To find the new vertices of the triangle after the translation, we need to apply the translation rules to each vertex of the triangle.
The original vertices of the triangle are:
- \( (4, 3) \)
- \( (8, 3) \)
- \( (7, 5) \)
The translation is to the right 4 units and down 2 units.
To apply this translation:
- To translate to the right 4 units, we add 4 to the x-coordinate of each vertex.
- To translate down 2 units, we subtract 2 from the y-coordinate of each vertex.

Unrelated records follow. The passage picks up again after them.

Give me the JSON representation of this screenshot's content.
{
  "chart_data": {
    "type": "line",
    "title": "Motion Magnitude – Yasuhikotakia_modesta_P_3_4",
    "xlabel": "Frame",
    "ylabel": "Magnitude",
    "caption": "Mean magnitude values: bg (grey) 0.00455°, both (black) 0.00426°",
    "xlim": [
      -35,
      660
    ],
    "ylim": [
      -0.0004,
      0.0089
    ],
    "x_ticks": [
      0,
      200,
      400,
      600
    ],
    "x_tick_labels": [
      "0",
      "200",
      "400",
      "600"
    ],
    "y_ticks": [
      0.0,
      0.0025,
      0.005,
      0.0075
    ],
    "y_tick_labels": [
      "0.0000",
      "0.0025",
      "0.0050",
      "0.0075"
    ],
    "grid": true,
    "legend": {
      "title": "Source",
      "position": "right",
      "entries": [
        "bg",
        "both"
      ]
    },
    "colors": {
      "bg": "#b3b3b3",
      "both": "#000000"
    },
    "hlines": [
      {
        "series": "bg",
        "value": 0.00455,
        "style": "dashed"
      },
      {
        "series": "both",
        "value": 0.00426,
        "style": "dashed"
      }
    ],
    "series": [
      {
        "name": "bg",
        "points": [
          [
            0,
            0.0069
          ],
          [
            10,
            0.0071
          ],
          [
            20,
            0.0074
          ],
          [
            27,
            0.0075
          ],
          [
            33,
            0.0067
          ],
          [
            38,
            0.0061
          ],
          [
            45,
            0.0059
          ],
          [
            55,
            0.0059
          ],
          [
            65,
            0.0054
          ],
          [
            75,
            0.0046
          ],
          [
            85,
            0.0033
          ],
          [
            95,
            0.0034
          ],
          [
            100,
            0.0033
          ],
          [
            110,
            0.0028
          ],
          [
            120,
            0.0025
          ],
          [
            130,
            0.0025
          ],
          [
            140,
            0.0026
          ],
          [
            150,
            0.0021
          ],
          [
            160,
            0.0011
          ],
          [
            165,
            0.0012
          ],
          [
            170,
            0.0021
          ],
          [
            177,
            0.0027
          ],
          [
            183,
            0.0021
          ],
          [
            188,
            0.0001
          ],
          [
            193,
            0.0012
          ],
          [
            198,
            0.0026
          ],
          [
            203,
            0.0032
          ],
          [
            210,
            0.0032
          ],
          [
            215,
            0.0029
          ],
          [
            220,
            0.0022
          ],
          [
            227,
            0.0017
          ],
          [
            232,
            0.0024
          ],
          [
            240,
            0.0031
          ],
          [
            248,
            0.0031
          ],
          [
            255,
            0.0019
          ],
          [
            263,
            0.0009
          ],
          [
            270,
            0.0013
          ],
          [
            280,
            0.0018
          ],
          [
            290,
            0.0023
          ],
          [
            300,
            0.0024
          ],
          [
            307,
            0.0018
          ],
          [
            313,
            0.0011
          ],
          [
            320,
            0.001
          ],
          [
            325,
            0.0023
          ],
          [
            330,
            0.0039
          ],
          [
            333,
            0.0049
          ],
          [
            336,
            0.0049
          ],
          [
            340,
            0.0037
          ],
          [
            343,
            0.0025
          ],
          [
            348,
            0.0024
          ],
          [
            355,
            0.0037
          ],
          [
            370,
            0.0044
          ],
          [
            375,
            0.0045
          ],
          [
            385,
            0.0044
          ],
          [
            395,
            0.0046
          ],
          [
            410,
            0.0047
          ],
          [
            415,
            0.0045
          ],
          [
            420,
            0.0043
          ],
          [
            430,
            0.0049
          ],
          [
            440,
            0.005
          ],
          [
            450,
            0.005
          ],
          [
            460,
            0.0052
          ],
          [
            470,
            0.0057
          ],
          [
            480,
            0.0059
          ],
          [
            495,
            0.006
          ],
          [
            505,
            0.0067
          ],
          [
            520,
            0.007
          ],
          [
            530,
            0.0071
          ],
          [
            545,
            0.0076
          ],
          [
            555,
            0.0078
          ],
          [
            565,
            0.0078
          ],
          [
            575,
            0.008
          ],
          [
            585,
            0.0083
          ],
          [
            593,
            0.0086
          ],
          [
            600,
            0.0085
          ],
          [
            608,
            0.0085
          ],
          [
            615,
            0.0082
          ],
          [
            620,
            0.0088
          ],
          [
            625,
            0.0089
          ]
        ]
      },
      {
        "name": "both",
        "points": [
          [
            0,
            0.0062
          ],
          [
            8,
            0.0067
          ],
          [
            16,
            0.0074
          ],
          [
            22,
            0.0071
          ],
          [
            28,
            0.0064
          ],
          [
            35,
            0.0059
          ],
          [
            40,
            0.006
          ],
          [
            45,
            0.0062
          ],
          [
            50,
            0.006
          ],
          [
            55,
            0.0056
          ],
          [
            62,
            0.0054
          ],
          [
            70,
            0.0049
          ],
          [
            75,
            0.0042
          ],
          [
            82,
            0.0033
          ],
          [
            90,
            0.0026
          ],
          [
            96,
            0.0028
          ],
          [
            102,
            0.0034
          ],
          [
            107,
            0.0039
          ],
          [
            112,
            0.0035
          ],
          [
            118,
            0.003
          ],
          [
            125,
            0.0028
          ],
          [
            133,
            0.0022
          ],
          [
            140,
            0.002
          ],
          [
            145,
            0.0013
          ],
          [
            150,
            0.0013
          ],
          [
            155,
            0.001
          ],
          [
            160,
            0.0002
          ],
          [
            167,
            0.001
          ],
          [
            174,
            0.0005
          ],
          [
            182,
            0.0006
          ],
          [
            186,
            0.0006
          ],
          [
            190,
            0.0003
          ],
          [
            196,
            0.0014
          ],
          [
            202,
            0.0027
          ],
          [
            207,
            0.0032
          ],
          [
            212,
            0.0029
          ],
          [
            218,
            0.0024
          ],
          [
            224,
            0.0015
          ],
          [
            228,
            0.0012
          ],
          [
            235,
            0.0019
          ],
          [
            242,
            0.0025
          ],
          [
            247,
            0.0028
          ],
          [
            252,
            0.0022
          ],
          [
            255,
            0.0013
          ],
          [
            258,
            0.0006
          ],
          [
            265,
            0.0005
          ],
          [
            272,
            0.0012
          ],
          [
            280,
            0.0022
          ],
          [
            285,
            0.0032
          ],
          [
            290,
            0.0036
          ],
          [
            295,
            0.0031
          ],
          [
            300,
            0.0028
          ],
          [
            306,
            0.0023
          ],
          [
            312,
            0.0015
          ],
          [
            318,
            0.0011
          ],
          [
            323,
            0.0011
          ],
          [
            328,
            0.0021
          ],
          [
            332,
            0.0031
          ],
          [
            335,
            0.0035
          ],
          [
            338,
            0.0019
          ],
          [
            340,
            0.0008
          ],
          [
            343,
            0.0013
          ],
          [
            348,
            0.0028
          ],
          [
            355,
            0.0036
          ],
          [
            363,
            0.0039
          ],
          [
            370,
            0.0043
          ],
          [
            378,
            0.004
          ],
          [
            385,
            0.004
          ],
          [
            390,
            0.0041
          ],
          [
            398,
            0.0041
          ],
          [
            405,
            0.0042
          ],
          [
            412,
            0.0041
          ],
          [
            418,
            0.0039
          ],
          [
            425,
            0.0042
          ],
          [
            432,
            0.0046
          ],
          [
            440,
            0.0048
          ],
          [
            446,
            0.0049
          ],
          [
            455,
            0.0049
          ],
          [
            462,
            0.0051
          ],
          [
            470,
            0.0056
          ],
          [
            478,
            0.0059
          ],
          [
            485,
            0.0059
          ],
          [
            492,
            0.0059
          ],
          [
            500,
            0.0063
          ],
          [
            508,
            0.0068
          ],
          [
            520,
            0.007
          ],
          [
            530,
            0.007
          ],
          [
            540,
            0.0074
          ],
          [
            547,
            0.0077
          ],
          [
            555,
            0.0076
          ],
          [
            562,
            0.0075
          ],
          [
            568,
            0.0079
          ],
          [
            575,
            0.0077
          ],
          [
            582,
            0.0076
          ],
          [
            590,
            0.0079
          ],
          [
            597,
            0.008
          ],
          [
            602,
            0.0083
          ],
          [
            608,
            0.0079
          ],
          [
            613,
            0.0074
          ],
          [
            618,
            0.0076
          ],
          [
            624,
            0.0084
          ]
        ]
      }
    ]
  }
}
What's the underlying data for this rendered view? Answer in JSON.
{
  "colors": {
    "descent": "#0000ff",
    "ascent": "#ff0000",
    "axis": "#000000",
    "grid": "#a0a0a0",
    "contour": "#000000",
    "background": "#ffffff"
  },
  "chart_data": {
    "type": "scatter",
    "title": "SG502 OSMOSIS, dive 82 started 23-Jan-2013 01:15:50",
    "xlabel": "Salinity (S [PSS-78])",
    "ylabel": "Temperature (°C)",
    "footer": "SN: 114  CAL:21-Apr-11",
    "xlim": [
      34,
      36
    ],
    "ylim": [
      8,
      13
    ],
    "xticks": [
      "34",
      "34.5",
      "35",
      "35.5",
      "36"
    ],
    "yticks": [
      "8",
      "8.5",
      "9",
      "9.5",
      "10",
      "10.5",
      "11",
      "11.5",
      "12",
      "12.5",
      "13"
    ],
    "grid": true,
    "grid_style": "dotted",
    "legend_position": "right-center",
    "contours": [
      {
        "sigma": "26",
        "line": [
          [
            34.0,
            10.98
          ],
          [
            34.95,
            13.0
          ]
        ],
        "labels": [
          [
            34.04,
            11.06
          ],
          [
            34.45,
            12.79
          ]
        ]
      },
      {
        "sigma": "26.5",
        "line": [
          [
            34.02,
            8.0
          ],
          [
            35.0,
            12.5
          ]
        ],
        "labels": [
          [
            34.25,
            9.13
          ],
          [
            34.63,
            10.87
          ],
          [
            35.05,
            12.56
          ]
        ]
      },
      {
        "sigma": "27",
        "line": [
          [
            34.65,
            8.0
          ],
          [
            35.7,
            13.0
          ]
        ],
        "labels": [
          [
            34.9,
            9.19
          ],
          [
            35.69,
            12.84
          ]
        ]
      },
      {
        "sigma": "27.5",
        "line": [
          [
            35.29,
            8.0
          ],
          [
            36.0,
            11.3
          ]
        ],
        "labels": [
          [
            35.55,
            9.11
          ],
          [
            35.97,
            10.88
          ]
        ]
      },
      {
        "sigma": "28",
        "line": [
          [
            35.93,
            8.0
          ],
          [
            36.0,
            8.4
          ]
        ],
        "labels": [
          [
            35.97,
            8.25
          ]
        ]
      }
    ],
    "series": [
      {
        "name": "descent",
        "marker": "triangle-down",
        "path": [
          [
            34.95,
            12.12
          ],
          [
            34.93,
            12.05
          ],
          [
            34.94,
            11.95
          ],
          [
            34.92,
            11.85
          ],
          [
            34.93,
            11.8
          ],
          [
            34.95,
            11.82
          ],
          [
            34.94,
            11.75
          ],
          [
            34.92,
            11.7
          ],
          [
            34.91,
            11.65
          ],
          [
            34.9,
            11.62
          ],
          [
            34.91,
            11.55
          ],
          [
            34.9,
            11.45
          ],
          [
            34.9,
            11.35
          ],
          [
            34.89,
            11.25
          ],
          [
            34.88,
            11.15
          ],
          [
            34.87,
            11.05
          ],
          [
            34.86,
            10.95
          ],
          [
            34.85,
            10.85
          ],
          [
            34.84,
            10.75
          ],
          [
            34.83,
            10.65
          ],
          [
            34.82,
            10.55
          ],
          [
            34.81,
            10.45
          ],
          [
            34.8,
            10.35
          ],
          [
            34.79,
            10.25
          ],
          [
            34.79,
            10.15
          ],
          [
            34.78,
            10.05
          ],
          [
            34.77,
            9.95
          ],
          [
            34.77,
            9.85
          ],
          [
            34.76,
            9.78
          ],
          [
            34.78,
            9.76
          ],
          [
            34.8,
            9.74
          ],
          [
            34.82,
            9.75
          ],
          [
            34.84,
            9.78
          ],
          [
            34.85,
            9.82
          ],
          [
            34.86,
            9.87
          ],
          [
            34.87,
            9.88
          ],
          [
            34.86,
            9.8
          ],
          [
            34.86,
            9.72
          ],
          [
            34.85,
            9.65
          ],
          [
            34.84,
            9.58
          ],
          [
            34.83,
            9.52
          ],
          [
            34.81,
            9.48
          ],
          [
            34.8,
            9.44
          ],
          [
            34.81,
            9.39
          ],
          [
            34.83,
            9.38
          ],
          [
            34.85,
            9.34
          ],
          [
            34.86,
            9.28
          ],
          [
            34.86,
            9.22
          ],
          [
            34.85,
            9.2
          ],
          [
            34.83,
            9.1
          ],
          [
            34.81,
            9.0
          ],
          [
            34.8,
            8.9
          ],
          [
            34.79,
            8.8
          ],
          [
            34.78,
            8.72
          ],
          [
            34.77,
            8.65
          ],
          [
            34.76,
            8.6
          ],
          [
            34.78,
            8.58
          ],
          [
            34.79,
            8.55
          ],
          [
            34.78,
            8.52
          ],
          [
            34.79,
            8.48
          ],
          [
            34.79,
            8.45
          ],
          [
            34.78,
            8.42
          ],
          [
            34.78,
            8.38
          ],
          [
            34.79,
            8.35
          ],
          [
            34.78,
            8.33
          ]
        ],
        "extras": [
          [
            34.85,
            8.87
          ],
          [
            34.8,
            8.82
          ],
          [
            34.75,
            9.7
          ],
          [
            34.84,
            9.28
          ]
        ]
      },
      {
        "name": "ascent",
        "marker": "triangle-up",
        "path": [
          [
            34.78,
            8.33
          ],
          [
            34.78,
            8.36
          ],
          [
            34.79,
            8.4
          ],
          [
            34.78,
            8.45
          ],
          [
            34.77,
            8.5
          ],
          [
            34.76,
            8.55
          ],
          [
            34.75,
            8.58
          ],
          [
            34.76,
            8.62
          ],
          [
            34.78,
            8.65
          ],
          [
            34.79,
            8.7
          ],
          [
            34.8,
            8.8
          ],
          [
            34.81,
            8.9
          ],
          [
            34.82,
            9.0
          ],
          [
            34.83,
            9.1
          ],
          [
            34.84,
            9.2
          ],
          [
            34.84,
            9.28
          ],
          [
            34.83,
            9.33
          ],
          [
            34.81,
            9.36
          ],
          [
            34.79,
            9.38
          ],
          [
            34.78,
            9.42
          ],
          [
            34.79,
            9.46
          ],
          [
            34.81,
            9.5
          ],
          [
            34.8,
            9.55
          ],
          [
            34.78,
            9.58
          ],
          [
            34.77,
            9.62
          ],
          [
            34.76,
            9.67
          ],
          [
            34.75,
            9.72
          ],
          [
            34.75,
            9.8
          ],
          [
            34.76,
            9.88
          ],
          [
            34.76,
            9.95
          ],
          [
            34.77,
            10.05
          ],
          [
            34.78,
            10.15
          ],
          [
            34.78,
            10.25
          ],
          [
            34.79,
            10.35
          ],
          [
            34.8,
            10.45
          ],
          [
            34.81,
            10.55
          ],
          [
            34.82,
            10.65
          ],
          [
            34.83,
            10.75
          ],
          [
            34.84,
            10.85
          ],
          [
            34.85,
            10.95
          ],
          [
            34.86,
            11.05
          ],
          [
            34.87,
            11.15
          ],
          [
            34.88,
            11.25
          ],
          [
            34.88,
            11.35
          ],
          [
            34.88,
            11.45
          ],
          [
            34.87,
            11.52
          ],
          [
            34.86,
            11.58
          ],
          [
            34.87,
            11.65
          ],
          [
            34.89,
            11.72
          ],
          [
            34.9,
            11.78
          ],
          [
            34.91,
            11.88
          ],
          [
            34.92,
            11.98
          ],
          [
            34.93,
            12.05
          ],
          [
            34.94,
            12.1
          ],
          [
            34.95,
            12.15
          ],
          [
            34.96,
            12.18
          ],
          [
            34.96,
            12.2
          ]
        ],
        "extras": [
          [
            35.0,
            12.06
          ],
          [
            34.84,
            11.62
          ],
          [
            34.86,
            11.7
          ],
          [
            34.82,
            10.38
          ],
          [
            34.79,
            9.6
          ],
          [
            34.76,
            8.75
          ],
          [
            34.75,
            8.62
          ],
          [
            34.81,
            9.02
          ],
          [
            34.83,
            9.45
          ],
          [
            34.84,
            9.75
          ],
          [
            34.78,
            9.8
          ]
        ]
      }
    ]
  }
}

Now, let's calculate the new coordinates for each vertex:
-
For the vertex \( (4, 3) \):
- New x-coordinate: \( 4 + 4 = 8 \)
- New y-coordinate: \( 3 - 2 = 1 \)
- Translated vertex: \( (8, 1) \)
-
For the vertex \( (8, 3) \):
- New x-coordinate: \( 8 + 4 = 12 \)
- New y-coordinate: \( 3 - 2 = 1 \)
- Translated vertex: \( (12, 1) \)
-
For the vertex \( (7, 5) \):
- New x-coordinate: \( 7 + 4 = 11 \)
- New y-coordinate: \( 5 - 2 = 3 \)
- Translated vertex: \( (11, 3) \)
Now, we have the new vertices after translation:
- \( (8, 1) \)
- \( (12, 1) \)
- \( (11, 3) \)
Thus, the correct response is: \( (8, 1), (12, 1), \) and \( (11, 3) \).